Wherein I attempt to watch one new-to-me horror film every day of October till Halloween and write a quick review. I will end my review with a letter grade like we do on our podcast (A, B, C, D, or F–pluses and minuses are for the non-committal!) and with the movie’s rank on my Flickchart.
Quickie Review: Produced and directed by Roger Corman, adapted by the great Richard Matheson from the story by the great Edgar Allan Poe, these guys knew how to do atmospheric horror. Beautiful production design by Daniel Haller and cinematography by Floyd Crosby, great brooding music by Les Baxter, and a great cast that includes John Kerr, Luana Anders, Antony Carbone, scream queen Barbara Steele, and the one and only Vincent Price. This is a Poe mystery done right.
Final grade: A
My Flickchart ranking: #438 (out of 3270, a relative 87/100)

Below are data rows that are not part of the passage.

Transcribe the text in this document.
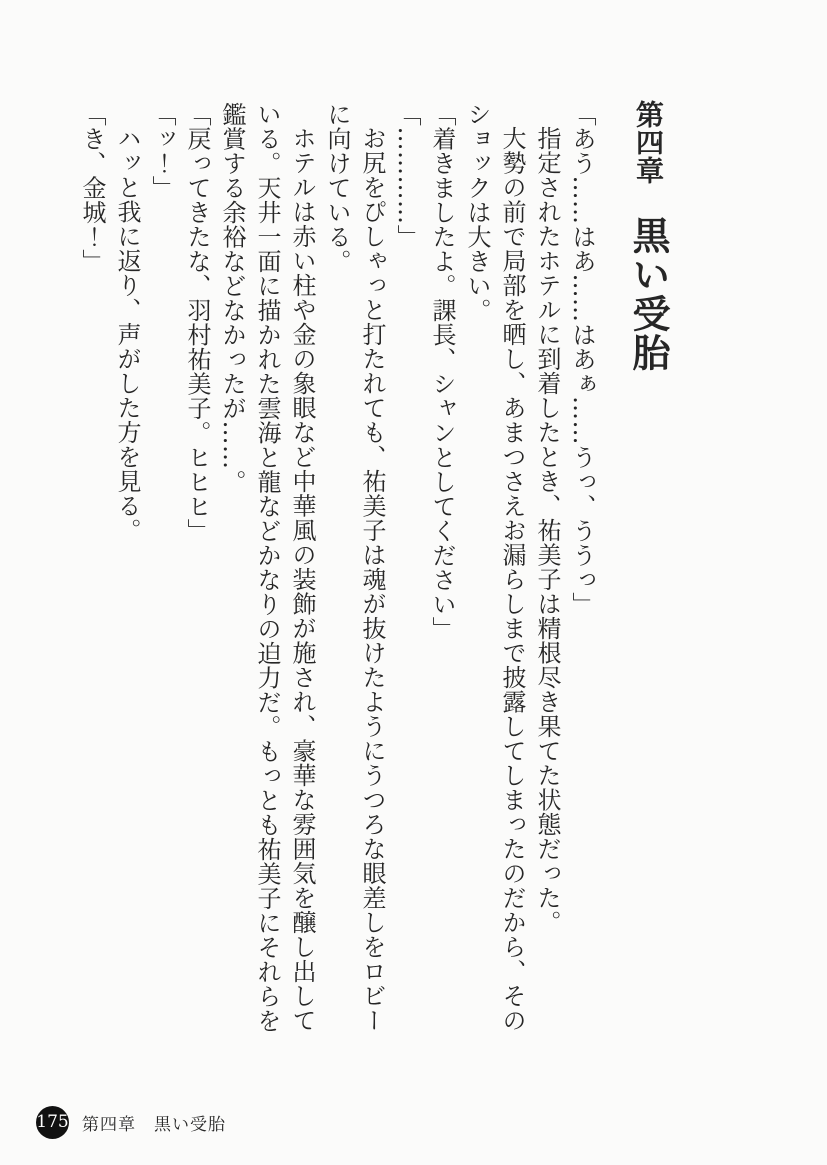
第四章 黒い受胎

「あう……はあ……はあぁ……うっ、ううっ」

指定されたホテルに到着したとき、祐美子は精根尽き果てた状態だった。

大勢の前で局部を晒し、あまつさえお漏らしまで披露してしまったのだから、その

ショックは大きい。

「着きましたよ。課長、シャンとしてください」

「…………」

お尻をぴしゃっと打たれても、祐美子は魂が抜けたようにうつろな眼差しをロビー

に向けている。

ホテルは赤い柱や金の象眼など中華風の装飾が施され、豪華な雰囲気を醸し出して

いる。天井一面に描かれた雲海と龍などかなりの迫力だ。もっとも祐美子にそれらを

鑑賞する余裕などなかったが……。

「戻ってきたな、羽村祐美子。ヒヒヒ」

「ッ！」

ハッと我に返り、声がした方を見る。

「き、金城！」

175 第四章　黒い受胎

The Masque of the Red Death (1964) Written by Charles Beaumont & R. Wright Campbell. Directed by Roger Corman. Starring Vincent Price, Hazel Court, Jane Asher, David Weston.
The personification of the Red Death is one of the story's most interesting elements.
The Masque of the Red Death is adapted from the short story of the same name by Edgar Allan Poe, with elements of another of Poe’s short stories, “Hop-Frog,” included as a subplot, starring Vincent Price as Prospero. This is my second film this month adapted from the writings of Edgar Allan Poe, and though surprisingly well-directed in a classic 1960s style by Roger Corman, Masque falls far short of the quality of Stuart Gordon’s “The Black Cat.” (Interestingly, this is also the second film from this month’s viewings, after The Phantom of the Opera, to draw inspiration from Poe’s “The Masque of the Red Death.”)
The art direction and cinematography deliver designs and color schemes very pleasing to the eye–with “much glare and glitter and piquancy and phantasm,” as Poe himself wrote, and “much of the beautiful, much of the wanton, much of the bizarre something of the terrible, and not a little of that which might [excite] disgust.” In this way, the film captures the spirit of Poe’s vision. The script is well-written with plenty of memorable dialogue, and the cast, led by Price, is well to the task.
My issues with the film are largely with its supernatural embellishments upon the original story. In the film, Prospero is depicted as a satanist, and the plot elements involving satanism tend to become tiresome in places. Furthermore, the overly theatrical ending does not begin to rival the horrific impact of the climax of Poe’s original short story.